Godwin’s meme was, of course, directed at the (common but certainly not universal) internet MISUSE of the Nazi analogy, as in “Soybean subsidies??? That’s JUST HOW NAZI GERMANY STARTED!!” or “I bet Hitler would have deleted my post just like you did, you nazi!”

Such usages DO trivialize the horrors of the Nazi regieme.

I don’t really see how speculation about Yahoo’s imaginary dealings with the Nazis is any more useful than speculation about how they would have dealt with Ghengis Khan or the Big Bad Wof. The conversation about Yahoo’s actions does not have to be declared ‘over’ for such speculation to be seen as useless.

The Third Reich presents an easy target, uniformly viewed as entirely evil. Its use in analogy with any current regieme is clearly an attempt to sneak unwarranted assumptions into the argument.

Wizard Prang (user link) says:

Nothing to see here folks, move along.

“Terry Semel is quoted as saying that he doesn’t know what the company would’ve done had they been in a position to business in Nazi Germany.”

As a publicly-owned Corporation, Yahoo is required to do that which is most profitable and falls within the law.

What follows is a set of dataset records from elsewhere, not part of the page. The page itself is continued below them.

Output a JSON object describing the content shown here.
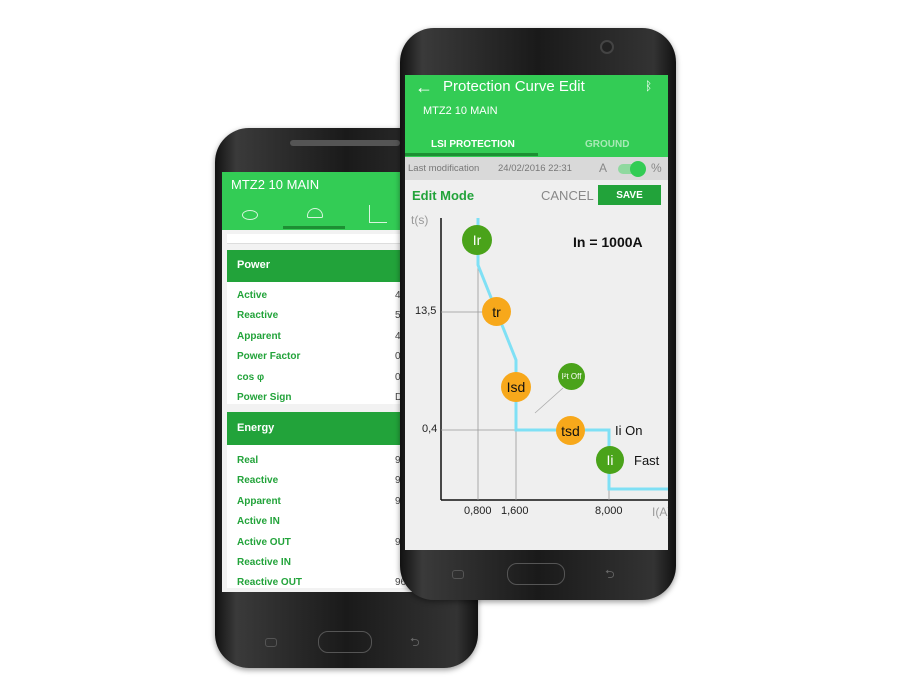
{
  "back_phone": {
    "title": "MTZ2 10 MAIN",
    "tabs": [
      {
        "icon": "eye-icon"
      },
      {
        "icon": "gauge-icon",
        "active": true
      },
      {
        "icon": "curve-icon"
      }
    ],
    "power": {
      "header": "Power",
      "rows": [
        {
          "label": "Active",
          "value": "46"
        },
        {
          "label": "Reactive",
          "value": "5"
        },
        {
          "label": "Apparent",
          "value": "46"
        },
        {
          "label": "Power Factor",
          "value": "0,9"
        },
        {
          "label": "cos φ",
          "value": "0,9"
        },
        {
          "label": "Power Sign",
          "value": "Dire"
        }
      ]
    },
    "energy": {
      "header": "Energy",
      "rows": [
        {
          "label": "Real",
          "value": "964"
        },
        {
          "label": "Reactive",
          "value": "96"
        },
        {
          "label": "Apparent",
          "value": "969"
        },
        {
          "label": "Active IN",
          "value": ""
        },
        {
          "label": "Active OUT",
          "value": "964"
        },
        {
          "label": "Reactive IN",
          "value": ""
        },
        {
          "label": "Reactive OUT",
          "value": "964"
        }
      ]
    }
  },
  "front_phone": {
    "title": "Protection Curve Edit",
    "subtitle": "MTZ2 10 MAIN",
    "tabs": [
      {
        "label": "LSI PROTECTION",
        "active": true
      },
      {
        "label": "GROUND"
      }
    ],
    "last_mod_label": "Last modification",
    "last_mod_value": "24/02/2016 22:31",
    "toggle_left": "A",
    "toggle_right": "%",
    "toggle_on": true,
    "edit_mode": "Edit Mode",
    "cancel": "CANCEL",
    "save": "SAVE",
    "chart": {
      "y_label": "t(s)",
      "x_label": "I(A)",
      "in_label": "In = 1000A",
      "y_ticks": [
        "13,5",
        "0,4"
      ],
      "x_ticks": [
        "0,800",
        "1,600",
        "8,000"
      ],
      "handles": {
        "ir": "Ir",
        "tr": "tr",
        "isd": "Isd",
        "pt": "I²t Off",
        "tsd": "tsd",
        "ii": "Ii"
      },
      "ii_on": "Ii On",
      "fast": "Fast"
    }
  },
  "colors": {
    "primary": "#33cc55",
    "dark_green": "#22a33a",
    "curve": "#7fe0f5",
    "orange": "#f7a81b"
  }
}
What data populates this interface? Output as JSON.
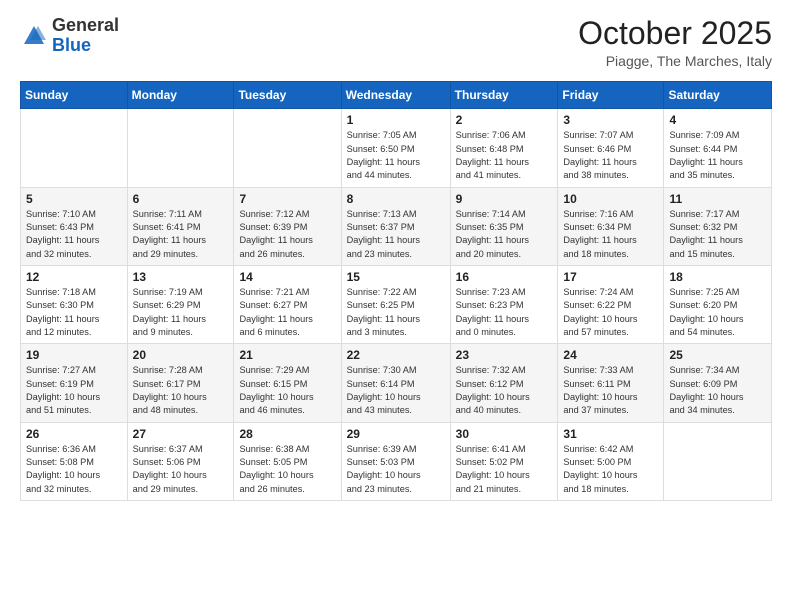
{
  "header": {
    "logo_general": "General",
    "logo_blue": "Blue",
    "month_title": "October 2025",
    "subtitle": "Piagge, The Marches, Italy"
  },
  "days_of_week": [
    "Sunday",
    "Monday",
    "Tuesday",
    "Wednesday",
    "Thursday",
    "Friday",
    "Saturday"
  ],
  "weeks": [
    [
      {
        "day": "",
        "info": ""
      },
      {
        "day": "",
        "info": ""
      },
      {
        "day": "",
        "info": ""
      },
      {
        "day": "1",
        "info": "Sunrise: 7:05 AM\nSunset: 6:50 PM\nDaylight: 11 hours\nand 44 minutes."
      },
      {
        "day": "2",
        "info": "Sunrise: 7:06 AM\nSunset: 6:48 PM\nDaylight: 11 hours\nand 41 minutes."
      },
      {
        "day": "3",
        "info": "Sunrise: 7:07 AM\nSunset: 6:46 PM\nDaylight: 11 hours\nand 38 minutes."
      },
      {
        "day": "4",
        "info": "Sunrise: 7:09 AM\nSunset: 6:44 PM\nDaylight: 11 hours\nand 35 minutes."
      }
    ],
    [
      {
        "day": "5",
        "info": "Sunrise: 7:10 AM\nSunset: 6:43 PM\nDaylight: 11 hours\nand 32 minutes."
      },
      {
        "day": "6",
        "info": "Sunrise: 7:11 AM\nSunset: 6:41 PM\nDaylight: 11 hours\nand 29 minutes."
      },
      {
        "day": "7",
        "info": "Sunrise: 7:12 AM\nSunset: 6:39 PM\nDaylight: 11 hours\nand 26 minutes."
      },
      {
        "day": "8",
        "info": "Sunrise: 7:13 AM\nSunset: 6:37 PM\nDaylight: 11 hours\nand 23 minutes."
      },
      {
        "day": "9",
        "info": "Sunrise: 7:14 AM\nSunset: 6:35 PM\nDaylight: 11 hours\nand 20 minutes."
      },
      {
        "day": "10",
        "info": "Sunrise: 7:16 AM\nSunset: 6:34 PM\nDaylight: 11 hours\nand 18 minutes."
      },
      {
        "day": "11",
        "info": "Sunrise: 7:17 AM\nSunset: 6:32 PM\nDaylight: 11 hours\nand 15 minutes."
      }
    ],
    [
      {
        "day": "12",
        "info": "Sunrise: 7:18 AM\nSunset: 6:30 PM\nDaylight: 11 hours\nand 12 minutes."
      },
      {
        "day": "13",
        "info": "Sunrise: 7:19 AM\nSunset: 6:29 PM\nDaylight: 11 hours\nand 9 minutes."
      },
      {
        "day": "14",
        "info": "Sunrise: 7:21 AM\nSunset: 6:27 PM\nDaylight: 11 hours\nand 6 minutes."
      },
      {
        "day": "15",
        "info": "Sunrise: 7:22 AM\nSunset: 6:25 PM\nDaylight: 11 hours\nand 3 minutes."
      },
      {
        "day": "16",
        "info": "Sunrise: 7:23 AM\nSunset: 6:23 PM\nDaylight: 11 hours\nand 0 minutes."
      },
      {
        "day": "17",
        "info": "Sunrise: 7:24 AM\nSunset: 6:22 PM\nDaylight: 10 hours\nand 57 minutes."
      },
      {
        "day": "18",
        "info": "Sunrise: 7:25 AM\nSunset: 6:20 PM\nDaylight: 10 hours\nand 54 minutes."
      }
    ],
    [
      {
        "day": "19",
        "info": "Sunrise: 7:27 AM\nSunset: 6:19 PM\nDaylight: 10 hours\nand 51 minutes."
      },
      {
        "day": "20",
        "info": "Sunrise: 7:28 AM\nSunset: 6:17 PM\nDaylight: 10 hours\nand 48 minutes."
      },
      {
        "day": "21",
        "info": "Sunrise: 7:29 AM\nSunset: 6:15 PM\nDaylight: 10 hours\nand 46 minutes."
      },
      {
        "day": "22",
        "info": "Sunrise: 7:30 AM\nSunset: 6:14 PM\nDaylight: 10 hours\nand 43 minutes."
      },
      {
        "day": "23",
        "info": "Sunrise: 7:32 AM\nSunset: 6:12 PM\nDaylight: 10 hours\nand 40 minutes."
      },
      {
        "day": "24",
        "info": "Sunrise: 7:33 AM\nSunset: 6:11 PM\nDaylight: 10 hours\nand 37 minutes."
      },
      {
        "day": "25",
        "info": "Sunrise: 7:34 AM\nSunset: 6:09 PM\nDaylight: 10 hours\nand 34 minutes."
      }
    ],
    [
      {
        "day": "26",
        "info": "Sunrise: 6:36 AM\nSunset: 5:08 PM\nDaylight: 10 hours\nand 32 minutes."
      },
      {
        "day": "27",
        "info": "Sunrise: 6:37 AM\nSunset: 5:06 PM\nDaylight: 10 hours\nand 29 minutes."
      },
      {
        "day": "28",
        "info": "Sunrise: 6:38 AM\nSunset: 5:05 PM\nDaylight: 10 hours\nand 26 minutes."
      },
      {
        "day": "29",
        "info": "Sunrise: 6:39 AM\nSunset: 5:03 PM\nDaylight: 10 hours\nand 23 minutes."
      },
      {
        "day": "30",
        "info": "Sunrise: 6:41 AM\nSunset: 5:02 PM\nDaylight: 10 hours\nand 21 minutes."
      },
      {
        "day": "31",
        "info": "Sunrise: 6:42 AM\nSunset: 5:00 PM\nDaylight: 10 hours\nand 18 minutes."
      },
      {
        "day": "",
        "info": ""
      }
    ]
  ]
}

There is an ethical element, to be sure, but his first duty is to the shareholders… or did I miss something?

p8r1ck says:

everyone has a hierarchy of duty.

Everyone has a hierarchy of duty and for most organisms, humans included, it is themselves first. Terry likely thinks about himself first, his family second, his company third, his country fourth, someone else’s country fifth, etc. We always act in our own interest first and perform actions that most directly relate to our own survival and the survival of our genes. On an organizational scale, Yahoo will always serve itself before any nation, as any company would, as IBM did in the example above during ww2. This is not an unexpected or abnormal action and shouldn’t be judged right or wrong, this is simply how life evolves; it performs the perceived most efficient action for survival and evaluates the consequences and keeps the performing the ones that work. If we don’t like how organizations operate within the system we have created, we need to modify the system to create consequences more painful for destructive actions and more rewarding for beneficial actions. “I, for one” is right on in saying that when Godwin’s Law is invoked, everyone has missed the point. The point is to continue the conversation, increase awareness, and modify actions based on increased awareness. This is how thought, personality, and society evolves.